Counsel for Nealy also made three points to support Nealy's argument that his claims are not time-barred and, thus, the Eleventh Circuit's decision should be affirmed. First, the question of whether a discovery rule is applicable in copyright infringement cases is not properly before the Supreme Court and should not be decided. Second, focusing on the question presented, the Supreme Court should adopt the majority rule applied by the Eleventh and Ninth Circuits and reject the Second Circuit's minority rule. The majority rule holds that each act of infringement gives rise to a separate claim, each claim accrues when it is or should have been discovered, each claim is timely if brought within three years of when it accrued, and damages are available (without time limitation) for all timely claims. Third, the Second Circuit's minority rule is incorrect because the Copyright Act has no separate damages bar. The Second Circuit's rule misreads the Supreme Court's Petrella decision, ignores decades of congressional amendments to the Copyright Act (in which Congress could have amended Section 507(b) to add a damages bar), and contravenes the historical purposes of copyright law and remedies.

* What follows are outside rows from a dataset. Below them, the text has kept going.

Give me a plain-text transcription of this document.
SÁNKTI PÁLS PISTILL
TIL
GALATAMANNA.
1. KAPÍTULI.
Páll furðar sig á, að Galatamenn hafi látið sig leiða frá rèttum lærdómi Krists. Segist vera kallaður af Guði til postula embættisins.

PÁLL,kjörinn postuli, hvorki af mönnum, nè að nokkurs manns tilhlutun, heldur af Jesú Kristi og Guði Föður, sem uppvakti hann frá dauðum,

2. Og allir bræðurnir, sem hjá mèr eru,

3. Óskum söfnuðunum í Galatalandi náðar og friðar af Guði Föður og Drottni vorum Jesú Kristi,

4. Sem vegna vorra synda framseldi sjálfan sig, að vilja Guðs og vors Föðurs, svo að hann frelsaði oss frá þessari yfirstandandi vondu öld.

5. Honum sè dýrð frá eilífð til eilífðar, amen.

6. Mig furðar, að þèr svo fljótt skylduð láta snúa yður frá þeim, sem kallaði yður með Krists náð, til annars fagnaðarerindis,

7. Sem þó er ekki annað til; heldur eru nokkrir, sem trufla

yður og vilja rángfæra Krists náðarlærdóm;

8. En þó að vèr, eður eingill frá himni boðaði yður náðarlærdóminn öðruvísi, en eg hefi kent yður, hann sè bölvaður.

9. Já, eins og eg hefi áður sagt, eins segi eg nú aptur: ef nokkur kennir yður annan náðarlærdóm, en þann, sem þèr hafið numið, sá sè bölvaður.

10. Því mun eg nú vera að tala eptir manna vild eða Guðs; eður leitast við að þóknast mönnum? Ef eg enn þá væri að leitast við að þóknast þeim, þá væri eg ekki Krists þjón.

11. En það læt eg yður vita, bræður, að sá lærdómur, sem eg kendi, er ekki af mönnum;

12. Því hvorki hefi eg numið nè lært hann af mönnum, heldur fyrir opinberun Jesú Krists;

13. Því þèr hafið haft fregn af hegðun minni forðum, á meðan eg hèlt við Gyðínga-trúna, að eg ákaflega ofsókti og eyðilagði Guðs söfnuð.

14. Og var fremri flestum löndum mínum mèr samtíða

Justice Jackson questioned counsel for Nealy on whether the Court should dismiss the case. Counsel for Nealy replied that either path is viable: the Court could dismiss the case or affirm the Eleventh Circuit's decision and resolve the current circuit split. Justice Kagan asked counsel what "mischief" the Second Circuit's decision is causing, and counsel replied that it is leading parties to forum-shop to find a friendlier forum depending on the facts of a given case. And Justice Kavanaugh asked counsel whether, if the Second Circuit "hadn't gone the other way and hadn't gone off the path, none of this would be cert worthy is [counsel's] view," to which counsel answered yes.

Takeaways

The Court may dismiss this case as improvidently granted if it grants cert for Hearst Newspapers. In any event, whether in Nealy or in Hearst, the Court is likely to provide litigants with guidance regarding whether the "discovery rule" allows plaintiffs to sue more than three years after infringement began, as long as they file within three years of when they reasonably discovered the claim—and, if so, whether they can then collect damages reaching back to when infringement began.

The case is Warner Chappell Music, Inc. v. Nealy, No. 22-1078 (date argued Feb. 21, 2024).